A nurse is collecting data from a client who has been taking methimazole for 2 months for the treatment of a thyroid imbalance. Which of the following findings indicates that the medication is effective?
- A. Weight gain
- B. Decreased menstrual flow
- C. Clear breath sounds
- D. Increased libido
Correct Answer: A
Rationale: The correct answer is A: Weight gain. Methimazole is used to treat hyperthyroidism, which often causes weight loss due to increased metabolism. If the medication is effective, the client's thyroid hormone levels should normalize, leading to a potential reversal of weight loss and even weight gain. Decreased menstrual flow (B) and increased libido (D) are not direct indicators of methimazole effectiveness. Clear breath sounds (C) could indicate improved respiratory status but are not specific to thyroid function.

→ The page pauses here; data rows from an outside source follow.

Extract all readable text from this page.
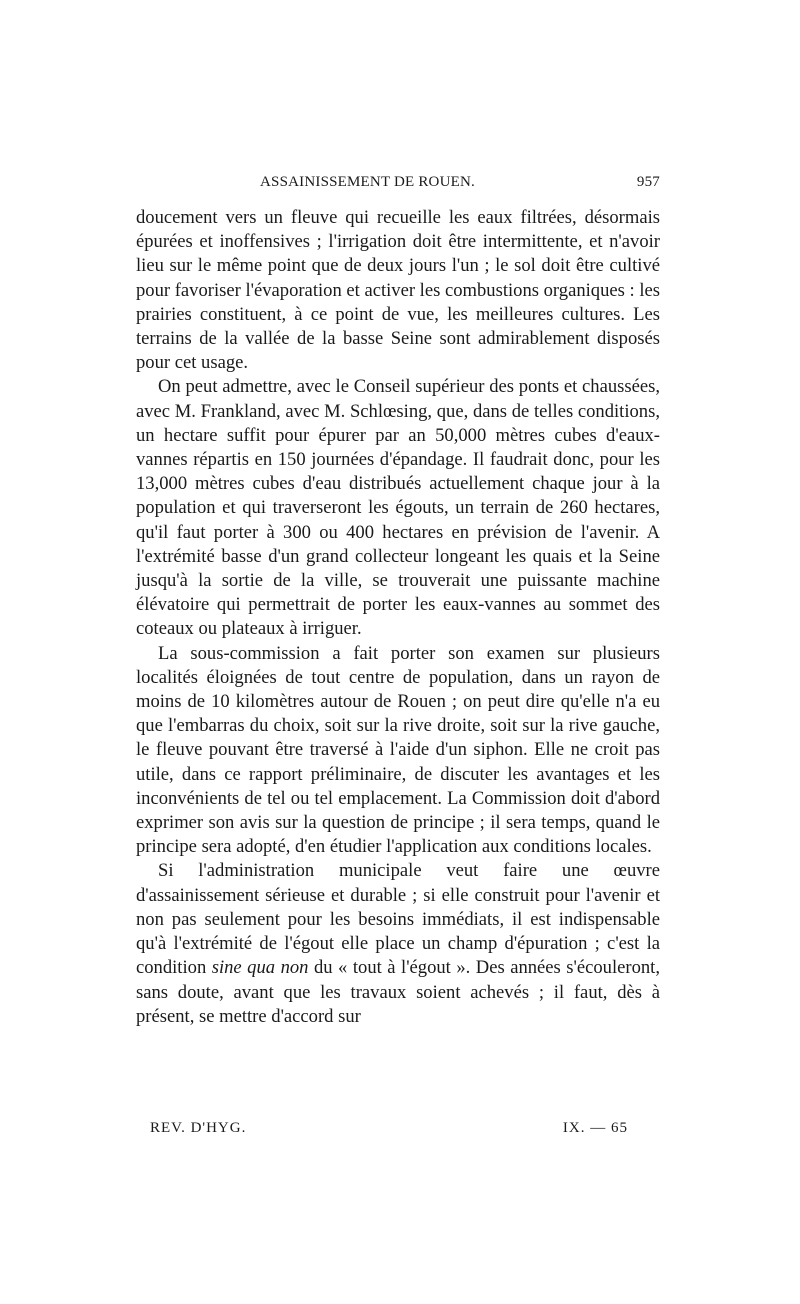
ASSAINISSEMENT DE ROUEN.	957

doucement vers un fleuve qui recueille les eaux filtrées, désormais épurées et inoffensives ; l'irrigation doit être intermittente, et n'avoir lieu sur le même point que de deux jours l'un ; le sol doit être cultivé pour favoriser l'évaporation et activer les combustions organiques : les prairies constituent, à ce point de vue, les meilleures cultures. Les terrains de la vallée de la basse Seine sont admirablement disposés pour cet usage.

On peut admettre, avec le Conseil supérieur des ponts et chaussées, avec M. Frankland, avec M. Schlœsing, que, dans de telles conditions, un hectare suffit pour épurer par an 50,000 mètres cubes d'eaux-vannes répartis en 150 journées d'épandage. Il faudrait donc, pour les 13,000 mètres cubes d'eau distribués actuellement chaque jour à la population et qui traverseront les égouts, un terrain de 260 hectares, qu'il faut porter à 300 ou 400 hectares en prévision de l'avenir. A l'extrémité basse d'un grand collecteur longeant les quais et la Seine jusqu'à la sortie de la ville, se trouverait une puissante machine élévatoire qui permettrait de porter les eaux-vannes au sommet des coteaux ou plateaux à irriguer.

La sous-commission a fait porter son examen sur plusieurs localités éloignées de tout centre de population, dans un rayon de moins de 10 kilomètres autour de Rouen ; on peut dire qu'elle n'a eu que l'embarras du choix, soit sur la rive droite, soit sur la rive gauche, le fleuve pouvant être traversé à l'aide d'un siphon. Elle ne croit pas utile, dans ce rapport préliminaire, de discuter les avantages et les inconvénients de tel ou tel emplacement. La Commission doit d'abord exprimer son avis sur la question de principe ; il sera temps, quand le principe sera adopté, d'en étudier l'application aux conditions locales.

Si l'administration municipale veut faire une œuvre d'assainissement sérieuse et durable ; si elle construit pour l'avenir et non pas seulement pour les besoins immédiats, il est indispensable qu'à l'extrémité de l'égout elle place un champ d'épuration ; c'est la condition sine qua non du « tout à l'égout ». Des années s'écouleront, sans doute, avant que les travaux soient achevés ; il faut, dès à présent, se mettre d'accord sur

REV. D'HYG.	IX. — 65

A nurse is reinforcing discharge teaching about sublingual nitroglycerin with a client who has angina. Which of the following statements indicates an understanding of the instructions?
- A. I understand that the medication can slow my heart rate.
- B. I am going to take the medication with food.
- C. I will take the medication every 10 minutes until the pain goes away.
- D. I should feel the effects of the medication within 5 minutes.
Correct Answer: D
Rationale: Correct Answer: D
Rationale: Nitroglycerin is a fast-acting medication used to relieve angina symptoms. Choosing option D shows understanding because nitroglycerin should provide relief within 5 minutes if the medication is effective. This rapid onset is crucial in managing acute angina attacks. Taking the medication every 10 minutes (C) could lead to overdose and severe side effects. Slow heart rate (A) is not a common side effect of nitroglycerin. Taking with food (B) may delay absorption and reduce effectiveness.
A nurse in a mental health facility is collecting data from a client taking lithium. Which of the following information should the nurse report to the provider as an indication of lithium toxicity?
- A. Dry cough
- B. Elevated blood pressure
- C. Stooped posture
- D. Slurred speech
Correct Answer: D
Rationale: The correct answer is D: Slurred speech. Lithium toxicity can manifest as neurological symptoms such as slurred speech due to its effects on the central nervous system. A dry cough (A) is not typically associated with lithium toxicity. Elevated blood pressure (B) may be a sign of other conditions but is not specific to lithium toxicity. Stooped posture (C) is more indicative of musculoskeletal issues rather than lithium toxicity. In summary, slurred speech is a key neurological symptom of lithium toxicity, making it the correct choice in this scenario.